Now, going back to Abraham. I noticed by command that Abraham brought the animals and sacrificed them himself. I also read enough to know that lambs don't show up on Passover already sacrificed, but rather the people had to physically gather a lamb and bring it forward to sacrifice it at their hands. We knew a family in Costa Rica who was raising their own food. They told us of the time they slaughtered their first goat. Not only was the goat aged enough but it had also turned aggressive -- so aggressive that they wholly approached it expecting a fight. To their surprise, he submitted. They said it was as if he not only knew it was coming, but he knew it was his job to be food and he was ready. I say this because Yeshua did say that nobody took His life from Him but He laid it down. However, man did physically bring the Lamb to the slaughter and did physically slaughter Him. Yeshua, like that goat, knew his purpose and was ready. It should ever humble us that without our hands physically bringing Him to sacrifice and as the sacrifice, we wouldn't have a part in Covenant.

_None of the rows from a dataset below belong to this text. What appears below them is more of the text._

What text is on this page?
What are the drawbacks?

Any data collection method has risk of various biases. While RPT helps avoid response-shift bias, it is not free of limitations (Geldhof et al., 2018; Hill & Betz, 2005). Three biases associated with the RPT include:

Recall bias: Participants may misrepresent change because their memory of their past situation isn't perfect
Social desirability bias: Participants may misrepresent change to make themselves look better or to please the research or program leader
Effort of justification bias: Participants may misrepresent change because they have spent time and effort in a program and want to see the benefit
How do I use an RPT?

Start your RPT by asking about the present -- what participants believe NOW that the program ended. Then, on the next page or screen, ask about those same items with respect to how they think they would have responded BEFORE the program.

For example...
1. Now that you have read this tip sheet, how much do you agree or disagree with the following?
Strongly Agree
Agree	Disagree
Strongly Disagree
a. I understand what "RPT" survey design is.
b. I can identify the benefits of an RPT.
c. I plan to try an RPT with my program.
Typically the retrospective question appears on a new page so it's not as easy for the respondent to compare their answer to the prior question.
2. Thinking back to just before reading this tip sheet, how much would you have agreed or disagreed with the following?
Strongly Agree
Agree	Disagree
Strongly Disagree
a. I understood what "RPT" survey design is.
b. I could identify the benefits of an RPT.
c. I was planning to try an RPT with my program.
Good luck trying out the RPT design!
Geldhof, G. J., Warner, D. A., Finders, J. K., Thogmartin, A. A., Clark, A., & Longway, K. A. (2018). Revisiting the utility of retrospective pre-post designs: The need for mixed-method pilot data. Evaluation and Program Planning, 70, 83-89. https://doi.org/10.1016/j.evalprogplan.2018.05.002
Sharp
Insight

Yet, we should also be aware that in this Covenant has conditions -- not conditional love, but conditional covenant. They are not the same thing, to an extent. Anyone who has had to step away from another who was abusing their relationship understands that all too well. I say "to an extent" because the commands in the covenant are indeed acts of love, but there are several words in both the Hebrew and Greek that we pile together to mean the one word love. The commands are given by God, who alone is love, and who alone has authority to give this definition of what it means to love. However, love as far as goodwill is concerned...it is very clear that God extends this to all mankind. He has the right to state covenant conditions because He presents it and He paid for it Himself with His sacrifice and blood shed.
The sacrifice of the Lamb... What a special event wherein God demonstrated His love toward us. How do we demonstrate our love in return? It is in the Covenant.